Although not quite as mentioned as other types of mousepads, there has been a noticeable niche of gamers deciding to use cork material mousepads because of the precision that they bring, with cork being such a grippy material.
Compared to softer and more fabric-like materials, cork will unsurprisingly hold up a lot better. However, cork is really dependent on how harsh your mouse is. For example, if you use a mouse that is quite cheap and rough and does not have a lot of natural protection underneath - then expect the cork to start to lose durability very quickly.
Expect cork to last longer, usually around 4+ years. Again, the actual way that you physically use the mouse determines how quickly the cork material will quite literally chip away.
If you are totally into the idea of minimalism and like a real cold and harsh industrial look, then you should definitely be aware of the world of aluminum mousepads.
You should have no doubts about using metal-type mousepads.
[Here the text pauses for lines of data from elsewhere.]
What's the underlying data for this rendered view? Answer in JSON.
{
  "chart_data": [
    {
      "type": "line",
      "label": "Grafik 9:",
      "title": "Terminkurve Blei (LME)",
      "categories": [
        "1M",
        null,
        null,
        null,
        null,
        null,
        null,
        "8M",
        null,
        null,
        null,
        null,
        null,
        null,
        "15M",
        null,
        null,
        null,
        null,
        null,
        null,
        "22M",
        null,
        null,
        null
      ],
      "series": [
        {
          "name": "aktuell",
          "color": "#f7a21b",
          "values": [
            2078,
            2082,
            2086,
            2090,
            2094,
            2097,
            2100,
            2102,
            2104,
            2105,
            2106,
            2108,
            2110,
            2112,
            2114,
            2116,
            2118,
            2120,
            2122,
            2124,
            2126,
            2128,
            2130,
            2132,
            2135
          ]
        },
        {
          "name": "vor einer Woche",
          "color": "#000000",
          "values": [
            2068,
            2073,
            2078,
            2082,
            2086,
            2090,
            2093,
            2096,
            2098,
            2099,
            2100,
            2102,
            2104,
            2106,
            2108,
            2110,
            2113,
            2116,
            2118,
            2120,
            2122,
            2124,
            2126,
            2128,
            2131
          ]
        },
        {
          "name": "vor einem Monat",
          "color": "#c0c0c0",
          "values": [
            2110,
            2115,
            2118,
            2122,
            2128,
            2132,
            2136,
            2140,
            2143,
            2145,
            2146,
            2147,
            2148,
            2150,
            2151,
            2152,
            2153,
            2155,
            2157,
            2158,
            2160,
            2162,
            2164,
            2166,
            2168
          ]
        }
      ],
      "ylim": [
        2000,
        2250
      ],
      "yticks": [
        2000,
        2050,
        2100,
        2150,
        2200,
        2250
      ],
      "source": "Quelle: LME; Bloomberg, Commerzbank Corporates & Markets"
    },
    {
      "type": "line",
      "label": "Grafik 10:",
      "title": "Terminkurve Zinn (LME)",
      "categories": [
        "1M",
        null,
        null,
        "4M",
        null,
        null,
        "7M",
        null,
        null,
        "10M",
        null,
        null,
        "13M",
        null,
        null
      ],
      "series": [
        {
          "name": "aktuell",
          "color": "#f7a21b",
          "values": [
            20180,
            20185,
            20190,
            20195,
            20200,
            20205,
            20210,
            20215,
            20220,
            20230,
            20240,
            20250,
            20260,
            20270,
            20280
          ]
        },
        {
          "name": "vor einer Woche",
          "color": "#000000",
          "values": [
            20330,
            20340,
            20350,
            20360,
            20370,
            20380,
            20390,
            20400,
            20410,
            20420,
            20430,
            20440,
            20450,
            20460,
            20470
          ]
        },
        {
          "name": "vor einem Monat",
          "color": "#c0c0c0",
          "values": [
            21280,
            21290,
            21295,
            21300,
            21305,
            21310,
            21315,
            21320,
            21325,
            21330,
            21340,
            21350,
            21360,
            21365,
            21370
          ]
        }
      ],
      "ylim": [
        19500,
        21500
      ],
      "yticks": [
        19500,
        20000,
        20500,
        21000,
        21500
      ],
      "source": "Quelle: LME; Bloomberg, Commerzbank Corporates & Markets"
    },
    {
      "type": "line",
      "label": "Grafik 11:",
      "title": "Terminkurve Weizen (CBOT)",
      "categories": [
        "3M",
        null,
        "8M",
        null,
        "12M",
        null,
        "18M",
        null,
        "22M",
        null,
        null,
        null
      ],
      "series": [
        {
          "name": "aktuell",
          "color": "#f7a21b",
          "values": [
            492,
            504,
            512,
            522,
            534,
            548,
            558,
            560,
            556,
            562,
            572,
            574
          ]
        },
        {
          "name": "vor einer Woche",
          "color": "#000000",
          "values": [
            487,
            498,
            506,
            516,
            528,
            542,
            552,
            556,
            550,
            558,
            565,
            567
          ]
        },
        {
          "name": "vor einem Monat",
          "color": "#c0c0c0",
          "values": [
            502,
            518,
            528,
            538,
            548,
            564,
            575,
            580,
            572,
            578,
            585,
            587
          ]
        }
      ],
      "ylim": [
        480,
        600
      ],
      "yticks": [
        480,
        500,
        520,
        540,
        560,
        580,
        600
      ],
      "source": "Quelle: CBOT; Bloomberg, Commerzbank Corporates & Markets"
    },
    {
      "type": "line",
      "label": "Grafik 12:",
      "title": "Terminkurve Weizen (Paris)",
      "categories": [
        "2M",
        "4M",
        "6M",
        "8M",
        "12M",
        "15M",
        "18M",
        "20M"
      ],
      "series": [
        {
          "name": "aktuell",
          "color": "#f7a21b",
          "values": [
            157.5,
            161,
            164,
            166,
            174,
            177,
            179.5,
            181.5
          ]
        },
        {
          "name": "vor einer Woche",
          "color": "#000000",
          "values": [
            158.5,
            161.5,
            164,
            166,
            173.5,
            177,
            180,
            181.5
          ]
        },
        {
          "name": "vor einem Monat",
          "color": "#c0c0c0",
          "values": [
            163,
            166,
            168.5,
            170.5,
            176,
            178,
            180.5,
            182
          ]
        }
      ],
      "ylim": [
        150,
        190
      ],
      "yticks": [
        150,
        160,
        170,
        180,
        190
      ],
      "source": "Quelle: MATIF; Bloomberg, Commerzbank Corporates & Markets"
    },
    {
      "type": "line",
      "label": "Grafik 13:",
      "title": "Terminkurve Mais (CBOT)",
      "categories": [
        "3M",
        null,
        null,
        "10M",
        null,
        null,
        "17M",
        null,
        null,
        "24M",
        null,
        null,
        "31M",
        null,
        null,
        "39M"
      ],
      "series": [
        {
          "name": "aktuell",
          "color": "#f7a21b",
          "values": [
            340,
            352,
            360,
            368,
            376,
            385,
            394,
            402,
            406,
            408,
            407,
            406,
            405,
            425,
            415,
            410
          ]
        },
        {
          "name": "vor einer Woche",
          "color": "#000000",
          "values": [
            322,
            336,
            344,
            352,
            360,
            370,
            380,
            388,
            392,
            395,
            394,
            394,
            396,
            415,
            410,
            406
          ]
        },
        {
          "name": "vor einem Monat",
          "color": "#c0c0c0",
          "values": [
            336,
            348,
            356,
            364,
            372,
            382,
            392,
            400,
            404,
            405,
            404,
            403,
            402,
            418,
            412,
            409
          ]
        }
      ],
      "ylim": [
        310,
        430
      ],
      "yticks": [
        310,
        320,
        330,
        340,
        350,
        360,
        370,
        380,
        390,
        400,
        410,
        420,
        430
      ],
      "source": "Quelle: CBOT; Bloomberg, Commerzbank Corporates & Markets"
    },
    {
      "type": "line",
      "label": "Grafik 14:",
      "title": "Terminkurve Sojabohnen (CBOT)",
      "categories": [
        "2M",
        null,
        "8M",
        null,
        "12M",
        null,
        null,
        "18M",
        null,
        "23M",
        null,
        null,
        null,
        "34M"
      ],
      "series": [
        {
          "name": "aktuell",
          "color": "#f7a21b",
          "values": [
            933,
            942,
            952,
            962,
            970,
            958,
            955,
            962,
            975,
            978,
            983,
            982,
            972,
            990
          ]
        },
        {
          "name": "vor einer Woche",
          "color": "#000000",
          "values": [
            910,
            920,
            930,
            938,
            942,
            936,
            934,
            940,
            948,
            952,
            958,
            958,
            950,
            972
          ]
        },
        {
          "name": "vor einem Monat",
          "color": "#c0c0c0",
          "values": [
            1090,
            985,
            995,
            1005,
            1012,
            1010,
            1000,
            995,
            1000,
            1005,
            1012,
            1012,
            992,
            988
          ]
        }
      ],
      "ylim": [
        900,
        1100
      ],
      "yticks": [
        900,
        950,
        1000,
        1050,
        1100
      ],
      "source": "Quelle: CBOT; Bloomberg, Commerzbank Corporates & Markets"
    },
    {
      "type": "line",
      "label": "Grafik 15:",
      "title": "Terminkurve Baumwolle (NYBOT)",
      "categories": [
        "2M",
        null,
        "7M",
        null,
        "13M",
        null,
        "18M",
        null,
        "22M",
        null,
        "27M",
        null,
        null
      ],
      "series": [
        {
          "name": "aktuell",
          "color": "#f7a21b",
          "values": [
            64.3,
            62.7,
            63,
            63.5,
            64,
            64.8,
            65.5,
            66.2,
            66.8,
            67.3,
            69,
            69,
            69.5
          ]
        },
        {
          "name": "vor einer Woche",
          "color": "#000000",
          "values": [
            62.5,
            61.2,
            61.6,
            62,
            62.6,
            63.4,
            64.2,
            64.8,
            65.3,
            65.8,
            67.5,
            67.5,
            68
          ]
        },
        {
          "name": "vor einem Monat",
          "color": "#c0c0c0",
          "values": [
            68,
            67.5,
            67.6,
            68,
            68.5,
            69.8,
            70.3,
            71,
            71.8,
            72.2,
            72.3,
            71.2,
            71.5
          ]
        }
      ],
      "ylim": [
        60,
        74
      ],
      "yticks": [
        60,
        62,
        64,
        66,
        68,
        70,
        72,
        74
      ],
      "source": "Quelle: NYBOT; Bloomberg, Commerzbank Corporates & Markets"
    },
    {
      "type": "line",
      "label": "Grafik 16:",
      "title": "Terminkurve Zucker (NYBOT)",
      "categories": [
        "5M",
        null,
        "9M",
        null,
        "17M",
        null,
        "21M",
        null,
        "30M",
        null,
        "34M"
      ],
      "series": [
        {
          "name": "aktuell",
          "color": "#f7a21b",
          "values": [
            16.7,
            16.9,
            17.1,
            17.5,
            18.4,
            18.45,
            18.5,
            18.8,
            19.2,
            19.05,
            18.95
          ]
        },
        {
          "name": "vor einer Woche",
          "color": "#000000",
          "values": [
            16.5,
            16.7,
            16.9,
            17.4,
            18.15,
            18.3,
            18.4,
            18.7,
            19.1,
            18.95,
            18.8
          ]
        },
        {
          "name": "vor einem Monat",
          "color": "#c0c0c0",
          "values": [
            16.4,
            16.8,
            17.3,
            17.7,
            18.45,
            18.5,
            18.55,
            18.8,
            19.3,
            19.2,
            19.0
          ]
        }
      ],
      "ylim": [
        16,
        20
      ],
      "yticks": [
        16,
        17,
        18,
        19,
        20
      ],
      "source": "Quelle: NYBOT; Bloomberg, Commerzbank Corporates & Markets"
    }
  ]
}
Out of all the mousepads that are available on the market, the aluminum ones are ideal if you are after something that is purely there to last long.
The very firm and sturdy metal mousepad would stay put on the desk, and you will also not have to worry about the usual degrading of the edges/stitching - because there isn’t any.
Expect aluminum mousepads to last around 8+ years. The only really noticeable sign of degrading in these types of mousepads are just scratch marks from using the mouse or the occasional dint.
Rubber-Based & Plastic Mousepads
A rubber mousepad can mean many different things because there are so many different types of rubber combinations that can be used. A lot of typical gaming mousepads will feature rubber, often at the base.
Usually, if rubber is used at the base of the mousepad then that means that it will be made of some type of textured cloth on the top. As discussed before, in order for cloth and fabric mousepads to last long, they rely on high-quality materials and manufacturing.
Plastic mousepads include mousepads that are made of thin layers of various types of plastic and matte surfaces. Plastic-related pads seem to hold up quite well, but just like rubber ones, the overall quality is going to be the game changer.
Expect plastic mousepads to last anywhere from 6 months to 6 years. Because “plastic” is such a broad term, you should look into what kind of feel you like and go from there. Some of the cheapest mousepads available are made of certain plastics that won’t last you even a few months and should never be used for gaming.
So, as you should tell, mousepads are not only reliant on the material - with harder mousepads like aluminum and cork lasting longer than softer types, but also the price and overall quality are going to make a big difference.
Plastic mousepads are the golden example of when the price can really pay off. A lot of companies will dish out little promotional mousepads with their logo on them, because of how affordable it is to produce. On the other hand, expensive plastic mousepads can seem indestructible and will get multiple years of use out of it.